The best way to "fix" this is tell the client it can reach 5.server2 via 1.server2; thus bypassing the firewall. [/32 route is more specific than the /24 "connected" LAN, or /0 default route] You don't want to tell Server 2 to send all of 1.client back to 5.server1, because that would break 1.client to 1.server2 communications. (trading one asymmetry for another.)

Of course, the more common answer would be "NAT". If the firewall rewrites the source of 1.client to 5.server1, Server 2 will send the traffic back to Server 1. This is "source NAT". (I've done that a few times to address some "backdoor" asymmetries -- the terminal server needs to be accessible on any interface, from any network... traffic must return by the same path.)

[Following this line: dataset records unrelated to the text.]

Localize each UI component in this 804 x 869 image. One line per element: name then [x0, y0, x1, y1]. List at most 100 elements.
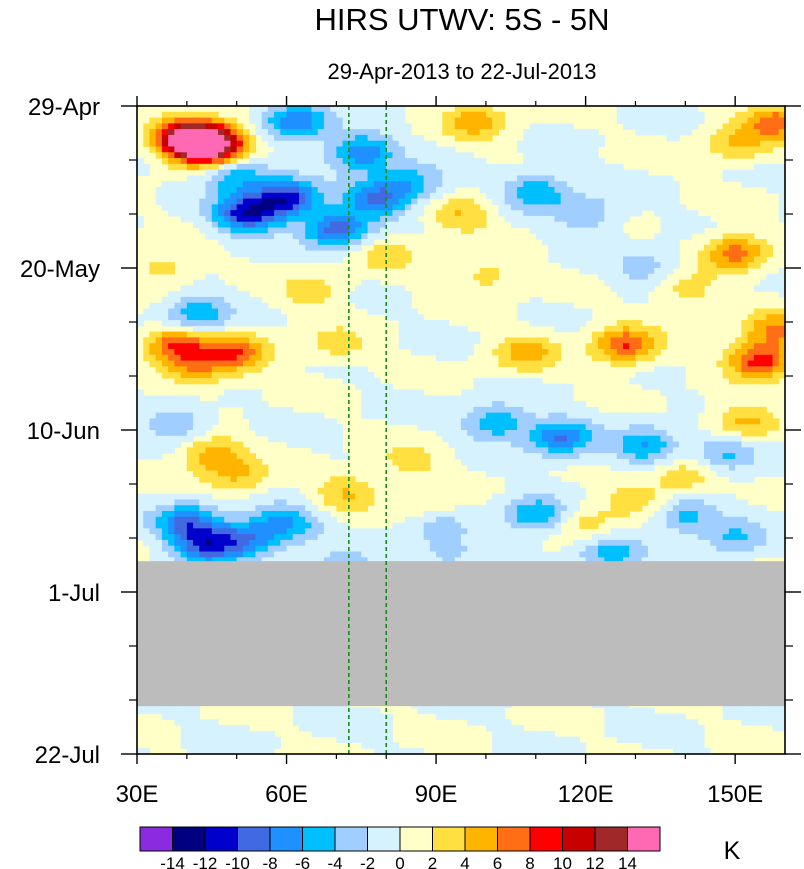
heatmap-cell: [461, 401, 468, 408]
heatmap-cell: [679, 511, 686, 518]
heatmap-cell: [728, 256, 736, 263]
heatmap-cell: [529, 464, 537, 472]
heatmap-cell: [398, 187, 406, 194]
heatmap-cell: [330, 233, 337, 240]
heatmap-cell: [292, 152, 300, 159]
heatmap-cell: [230, 453, 238, 460]
heatmap-cell: [193, 418, 200, 425]
heatmap-cell: [772, 528, 780, 535]
heatmap-cell: [560, 204, 568, 211]
heatmap-cell: [772, 337, 780, 344]
heatmap-cell: [317, 123, 325, 130]
heatmap-cell: [498, 470, 506, 477]
heatmap-cell: [267, 516, 275, 524]
heatmap-cell: [436, 406, 443, 414]
heatmap-cell: [423, 516, 431, 524]
heatmap-cell: [504, 337, 512, 344]
heatmap-cell: [722, 458, 730, 466]
heatmap-cell: [666, 117, 674, 124]
heatmap-cell: [535, 129, 543, 136]
heatmap-cell: [498, 539, 506, 547]
heatmap-cell: [299, 140, 306, 148]
heatmap-cell: [623, 291, 630, 298]
heatmap-cell: [716, 453, 724, 460]
heatmap-cell: [367, 111, 375, 119]
heatmap-cell: [380, 146, 387, 153]
heatmap-cell: [535, 377, 543, 385]
heatmap-cell: [355, 181, 362, 188]
heatmap-cell: [386, 181, 394, 188]
heatmap-cell: [274, 435, 281, 443]
heatmap-cell: [299, 215, 306, 223]
heatmap-cell: [660, 175, 668, 182]
heatmap-cell: [616, 551, 624, 558]
heatmap-cell: [242, 511, 250, 518]
heatmap-cell: [143, 395, 151, 402]
heatmap-cell: [529, 221, 537, 229]
heatmap-cell: [305, 129, 313, 136]
heatmap-cell: [647, 551, 655, 558]
heatmap-cell: [716, 441, 724, 448]
heatmap-cell: [299, 418, 306, 425]
heatmap-cell: [373, 215, 381, 223]
heatmap-cell: [323, 250, 331, 258]
heatmap-cell: [137, 511, 144, 518]
heatmap-cell: [604, 424, 612, 431]
heatmap-cell: [647, 262, 655, 269]
heatmap-cell: [236, 447, 244, 454]
heatmap-cell: [261, 239, 269, 246]
heatmap-cell: [311, 418, 319, 425]
heatmap-cell: [554, 175, 562, 182]
heatmap-cell: [205, 192, 213, 200]
heatmap-cell: [255, 187, 263, 194]
heatmap-cell: [535, 337, 543, 344]
heatmap-cell: [193, 175, 200, 182]
heatmap-cell: [261, 493, 269, 501]
heatmap-cell: [274, 418, 281, 425]
heatmap-cell: [641, 418, 649, 425]
heatmap-cell: [623, 296, 630, 304]
heatmap-cell: [722, 152, 730, 159]
heatmap-cell: [747, 134, 755, 142]
heatmap-cell: [467, 406, 475, 414]
heatmap-cell: [292, 539, 300, 547]
heatmap-cell: [635, 458, 643, 466]
heatmap-cell: [666, 233, 674, 240]
heatmap-cell: [529, 401, 537, 408]
heatmap-cell: [704, 250, 711, 258]
heatmap-cell: [604, 458, 612, 466]
heatmap-cell: [429, 406, 437, 414]
heatmap-cell: [174, 210, 182, 217]
heatmap-cell: [523, 516, 531, 524]
heatmap-cell: [186, 539, 194, 547]
heatmap-cell: [161, 331, 169, 339]
heatmap-cell: [436, 516, 443, 524]
heatmap-cell: [467, 152, 475, 159]
heatmap-cell: [672, 424, 680, 431]
heatmap-cell: [635, 192, 643, 200]
heatmap-cell: [292, 528, 300, 535]
heatmap-cell: [566, 505, 574, 512]
heatmap-cell: [710, 511, 718, 518]
heatmap-cell: [442, 430, 450, 437]
heatmap-cell: [323, 233, 331, 240]
heatmap-cell: [623, 279, 630, 286]
heatmap-cell: [523, 424, 531, 431]
heatmap-cell: [623, 106, 630, 113]
heatmap-cell: [504, 453, 512, 460]
heatmap-cell: [261, 244, 269, 252]
heatmap-cell: [286, 169, 294, 177]
heatmap-cell: [685, 528, 693, 535]
heatmap-cell: [566, 551, 574, 558]
heatmap-cell: [479, 268, 487, 275]
heatmap-cell: [523, 545, 531, 553]
heatmap-cell: [529, 227, 537, 234]
heatmap-cell: [323, 499, 331, 506]
heatmap-cell: [442, 395, 450, 402]
heatmap-cell: [280, 198, 288, 205]
heatmap-cell: [392, 250, 400, 258]
heatmap-cell: [554, 239, 562, 246]
heatmap-cell: [398, 395, 406, 402]
heatmap-cell: [286, 256, 294, 263]
heatmap-cell: [411, 320, 418, 327]
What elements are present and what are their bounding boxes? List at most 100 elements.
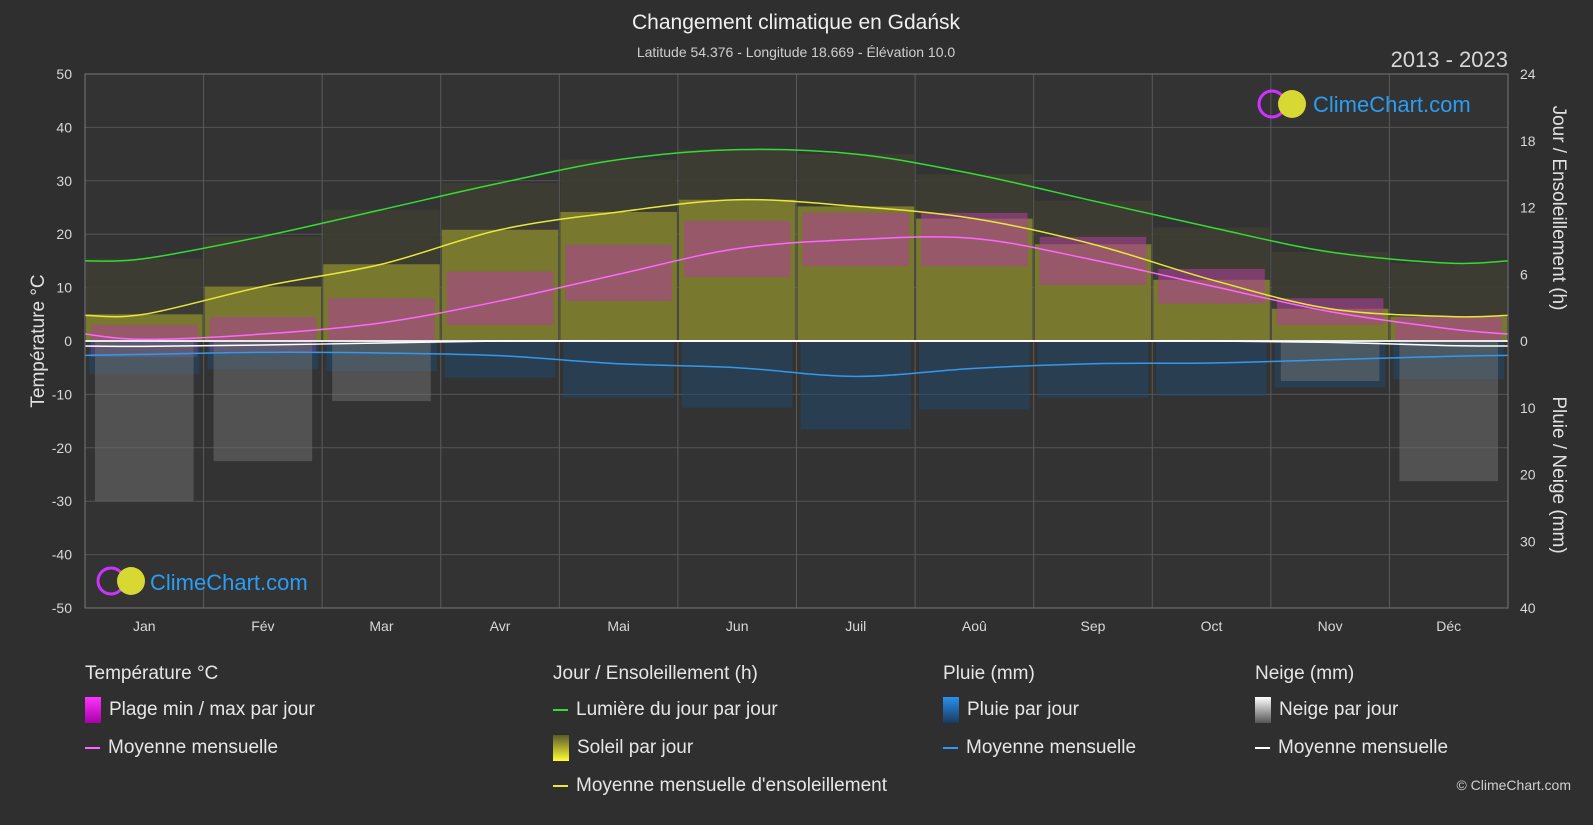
legend-sun-title: Jour / Ensoleillement (h) (553, 663, 758, 684)
legend-item: Moyenne mensuelle (1255, 737, 1448, 759)
right-axis-top-label: Jour / Ensoleillement (h) (1548, 106, 1569, 311)
month-tick-label: Nov (1318, 618, 1343, 634)
month-tick-label: Mar (369, 618, 393, 634)
legend-item: Moyenne mensuelle (943, 737, 1136, 759)
month-tick-label: Mai (607, 618, 630, 634)
rain-bar (326, 341, 437, 372)
logo-sun-icon (1278, 90, 1306, 118)
rain-bar (1393, 341, 1504, 380)
rain-bar (563, 341, 674, 398)
snow-bar (95, 341, 194, 502)
sun-swatch-icon (553, 735, 569, 761)
copyright: © ClimeChart.com (1456, 777, 1571, 793)
rain-bar (1274, 341, 1386, 388)
left-tick-label: 40 (56, 119, 72, 135)
left-tick-label: -30 (52, 493, 72, 509)
daylight-line (84, 148, 1509, 265)
range-swatch-icon (85, 697, 101, 723)
rain-bar (919, 341, 1030, 410)
month-tick-label: Avr (490, 618, 511, 634)
legend-rain: Pluie (mm) Pluie par jour Moyenne mensue… (943, 663, 1136, 775)
month-tick-label: Oct (1201, 618, 1223, 634)
line-swatch-icon (553, 709, 568, 711)
rain-mean-line (84, 351, 1509, 378)
legend-item: Moyenne mensuelle d'ensoleillement (553, 775, 887, 797)
legend-snow-title: Neige (mm) (1255, 663, 1355, 684)
snow-bar (332, 341, 431, 402)
month-tick-label: Jan (133, 618, 156, 634)
right-tick-label-mm: 20 (1520, 467, 1536, 483)
right-tick-label-mm: 40 (1520, 600, 1536, 616)
logo-text: ClimeChart.com (150, 570, 308, 595)
rain-swatch-icon (943, 697, 959, 723)
legend-label: Moyenne mensuelle d'ensoleillement (576, 775, 887, 796)
line-swatch-icon (553, 785, 568, 787)
left-tick-label: 10 (56, 280, 72, 296)
legend-item: Moyenne mensuelle (85, 737, 315, 759)
rain-bar (1037, 341, 1149, 398)
temp-range-bar (921, 212, 1028, 267)
left-axis-label: Température °C (28, 274, 49, 407)
rain-bar (1156, 341, 1267, 397)
sunshine-mean-line (84, 198, 1509, 318)
right-tick-label-mm: 30 (1520, 533, 1536, 549)
legend-label: Lumière du jour par jour (576, 699, 778, 720)
month-tick-label: Déc (1436, 618, 1461, 634)
temperature-mean-line (84, 236, 1509, 341)
rain-bar (800, 341, 912, 430)
month-tick-label: Sep (1080, 618, 1105, 634)
rain-bar (444, 341, 556, 378)
snow-bar (1399, 341, 1498, 482)
legend-item: Lumière du jour par jour (553, 699, 887, 721)
right-tick-label-hours: 12 (1520, 200, 1536, 216)
right-tick-label-mm: 10 (1520, 400, 1536, 416)
legend-item: Pluie par jour (943, 697, 1136, 723)
left-tick-label: -50 (52, 600, 72, 616)
rain-bar (681, 341, 793, 408)
left-tick-label: -10 (52, 386, 72, 402)
logo-top-right[interactable]: ClimeChart.com (1257, 89, 1471, 119)
legend-temperature-title: Température °C (85, 663, 219, 684)
legend-label: Moyenne mensuelle (1278, 737, 1449, 758)
logo-sun-icon (117, 567, 145, 595)
legend-label: Neige par jour (1279, 699, 1399, 720)
month-tick-label: Fév (251, 618, 274, 634)
right-axis-bottom-label: Pluie / Neige (mm) (1548, 396, 1569, 553)
logo-text: ClimeChart.com (1313, 92, 1471, 117)
left-tick-label: -40 (52, 547, 72, 563)
left-tick-label: 0 (64, 333, 72, 349)
right-tick-label-hours: 24 (1520, 66, 1536, 82)
snow-swatch-icon (1255, 697, 1271, 723)
temp-range-bar (446, 271, 554, 325)
legend-snow: Neige (mm) Neige par jour Moyenne mensue… (1255, 663, 1448, 775)
legend-label: Moyenne mensuelle (108, 737, 279, 758)
chart-subtitle: Latitude 54.376 - Longitude 18.669 - Élé… (637, 44, 956, 60)
line-swatch-icon (1255, 747, 1270, 749)
left-tick-label: 20 (56, 226, 72, 242)
legend-label: Pluie par jour (967, 699, 1079, 720)
chart-title: Changement climatique en Gdańsk (632, 11, 961, 34)
line-swatch-icon (85, 747, 100, 749)
left-tick-label: 30 (56, 173, 72, 189)
left-tick-label: 50 (56, 66, 72, 82)
temp-range-bar (565, 244, 672, 301)
temp-range-bar (328, 298, 435, 344)
snow-bar (213, 341, 313, 462)
legend-item: Neige par jour (1255, 697, 1448, 723)
legend-item: Soleil par jour (553, 735, 887, 761)
month-tick-label: Juil (845, 618, 866, 634)
right-tick-label-hours: 18 (1520, 133, 1536, 149)
legend-label: Plage min / max par jour (109, 699, 315, 720)
legend-temperature: Température °C Plage min / max par jour … (85, 663, 315, 775)
month-tick-label: Aoû (962, 618, 987, 634)
right-tick-label-hours: 6 (1520, 266, 1528, 282)
plot-frame (84, 73, 1509, 609)
right-tick-label-hours: 0 (1520, 333, 1528, 349)
legend-item: Plage min / max par jour (85, 697, 315, 723)
legend-rain-title: Pluie (mm) (943, 663, 1035, 684)
logo-bottom-left[interactable]: ClimeChart.com (96, 566, 308, 596)
legend-label: Moyenne mensuelle (966, 737, 1137, 758)
line-swatch-icon (943, 747, 958, 749)
snow-mean-line (84, 340, 1509, 348)
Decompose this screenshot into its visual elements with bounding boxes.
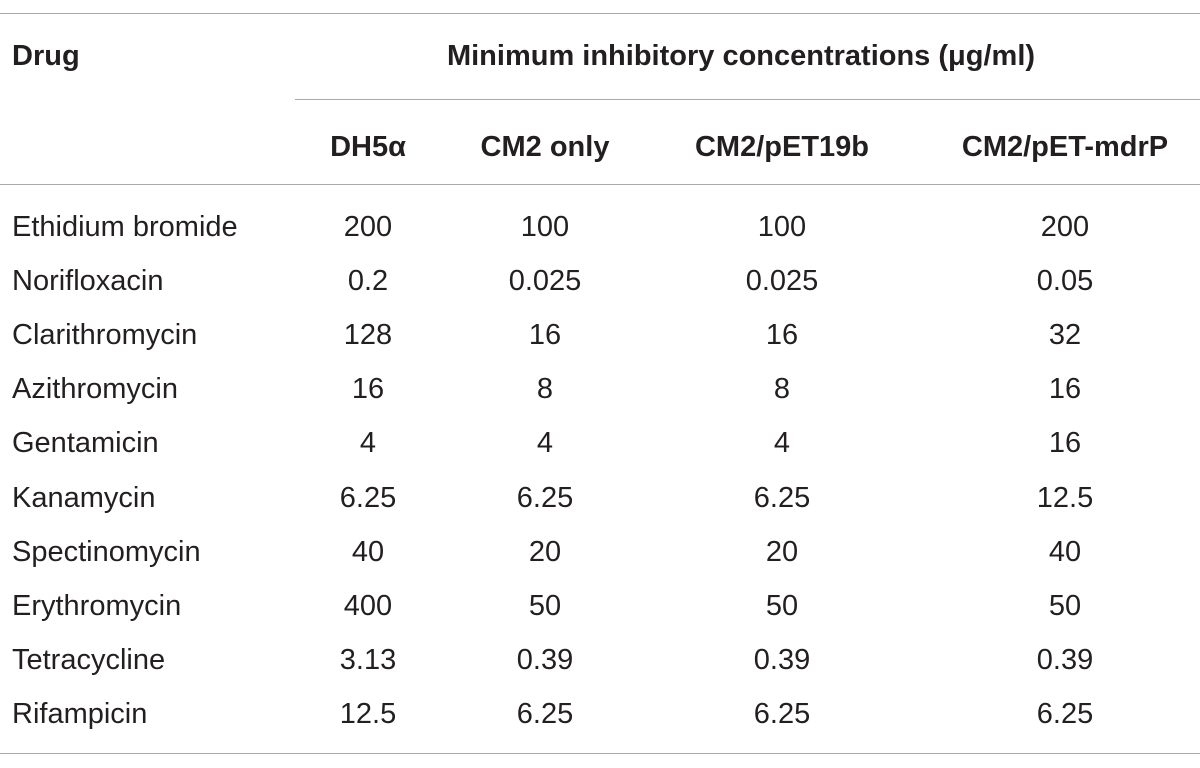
mic-value: 0.025 (508, 265, 582, 298)
mic-value: 0.39 (516, 643, 574, 676)
mic-value: 12.5 (339, 697, 397, 730)
mic-value: 6.25 (516, 697, 574, 730)
mic-value: 0.2 (347, 265, 389, 298)
table-row: Ethidium bromide 200 100 100 200 (0, 210, 1200, 264)
mic-value: 128 (343, 319, 393, 352)
drug-name: Rifampicin (12, 697, 148, 730)
mic-value: 0.025 (745, 265, 819, 298)
mic-value: 40 (351, 535, 385, 568)
mic-value: 8 (773, 373, 791, 406)
mic-value: 16 (1048, 373, 1082, 406)
drug-name: Kanamycin (12, 481, 156, 514)
mic-value: 0.05 (1036, 265, 1094, 298)
header-bottom-rule (0, 184, 1200, 185)
drug-name: Tetracycline (12, 643, 166, 676)
drug-name: Spectinomycin (12, 535, 201, 568)
column-header-cm2-pet19b: CM2/pET19b (694, 131, 870, 163)
table-row: Norifloxacin 0.2 0.025 0.025 0.05 (0, 264, 1200, 318)
drug-name: Norifloxacin (12, 265, 164, 298)
mic-value: 20 (765, 535, 799, 568)
mic-value: 0.39 (753, 643, 811, 676)
header-drug: Drug (12, 40, 80, 72)
header-subrule (295, 99, 1200, 100)
mic-value: 16 (528, 319, 562, 352)
mic-value: 6.25 (1036, 697, 1094, 730)
table-row: Erythromycin 400 50 50 50 (0, 589, 1200, 643)
column-header-cm2-pet-mdrp: CM2/pET-mdrP (961, 131, 1169, 163)
mic-value: 16 (765, 319, 799, 352)
table-row: Azithromycin 16 8 8 16 (0, 372, 1200, 426)
mic-value: 40 (1048, 535, 1082, 568)
column-header-dh5a: DH5α (330, 131, 406, 163)
table-row: Tetracycline 3.13 0.39 0.39 0.39 (0, 643, 1200, 697)
drug-name: Gentamicin (12, 427, 159, 460)
mic-value: 4 (773, 427, 791, 460)
mic-value: 3.13 (339, 643, 397, 676)
mic-value: 200 (343, 211, 393, 243)
mic-value: 4 (359, 427, 377, 460)
mic-value: 12.5 (1036, 481, 1094, 514)
table-row: Kanamycin 6.25 6.25 6.25 12.5 (0, 481, 1200, 535)
table-row: Gentamicin 4 4 4 16 (0, 426, 1200, 480)
mic-value: 6.25 (753, 481, 811, 514)
table-top-rule (0, 13, 1200, 14)
mic-value: 20 (528, 535, 562, 568)
mic-value: 50 (528, 589, 562, 622)
column-header-cm2-only: CM2 only (480, 131, 610, 163)
table-row: Spectinomycin 40 20 20 40 (0, 535, 1200, 589)
mic-value: 400 (343, 589, 393, 622)
drug-name: Azithromycin (12, 373, 178, 406)
mic-value: 100 (520, 211, 570, 243)
drug-name: Ethidium bromide (12, 211, 238, 243)
mic-value: 8 (536, 373, 554, 406)
mic-value: 6.25 (339, 481, 397, 514)
drug-name: Clarithromycin (12, 319, 198, 352)
mic-value: 16 (1048, 427, 1082, 460)
mic-value: 6.25 (753, 697, 811, 730)
mic-value: 100 (757, 211, 807, 243)
mic-value: 6.25 (516, 481, 574, 514)
mic-value: 50 (1048, 589, 1082, 622)
mic-value: 0.39 (1036, 643, 1094, 676)
mic-value: 200 (1040, 211, 1090, 243)
header-mic-span: Minimum inhibitory concentrations (μg/ml… (446, 40, 1036, 72)
mic-value: 32 (1048, 319, 1082, 352)
mic-value: 4 (536, 427, 554, 460)
mic-value: 16 (351, 373, 385, 406)
table-row: Clarithromycin 128 16 16 32 (0, 318, 1200, 372)
drug-name: Erythromycin (12, 589, 182, 622)
table-bottom-rule (0, 753, 1200, 754)
table-row: Rifampicin 12.5 6.25 6.25 6.25 (0, 697, 1200, 751)
mic-value: 50 (765, 589, 799, 622)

[*] Layer-3 doesn't care about layer-2, so the fact that it came from Server 1's MAC is irrelevant.

  • The idea here is to access the servers webdashboards/configurations only over the management/backbone interfaces. I have disabled the LAN-Interface for the Hypervisors, so the server wont route the traffic the wrong way back. I actually assumed that PfSense was doing SNAT while routing traffic between interfaces, therefore i was confused. Thanks! Dec 24, 2022 at 11:33

You need to set up a static route on Server2 for via the PfSense with a better metric (=lower value) than its direct connection to LAN.

Since LAN clients seem to be supposed to use the firewall, that direct connection circumvents that. Since it's also messing with stateful inspection, you might want to remove that connection altogether.

  • The idea behind the "parallel" servers are my proxmox hosts, which can have their virtual machines transferred between them for e.g. loadbalncing/failover etc. Therefore i cannot remove that connection. I will try to edit the metric on the nodes. Dec 23, 2022 at 18:06
  • Well, you could use a different IP subnet (or VLAN altogether) for that, then it wouldn't mess with your routing. You should really consider a dedicated VLAN and subnet for VM migration.
    – Zac67
    Dec 23, 2022 at 19:37
  • You cannot override "directly connected" with metrics.
    – Ricky
    Dec 23, 2022 at 21:51
  • @Ricky ... but you should be able to add an additional route with lower metrics. But that's only a workaround, a better design with dedicated VLANs doesn't require that.
    – Zac67
    Dec 23, 2022 at 22:30
  • 1
    You can add a more specific route (/32, pair of /25's), but you cannot override the automatic /24 for the connecting interface.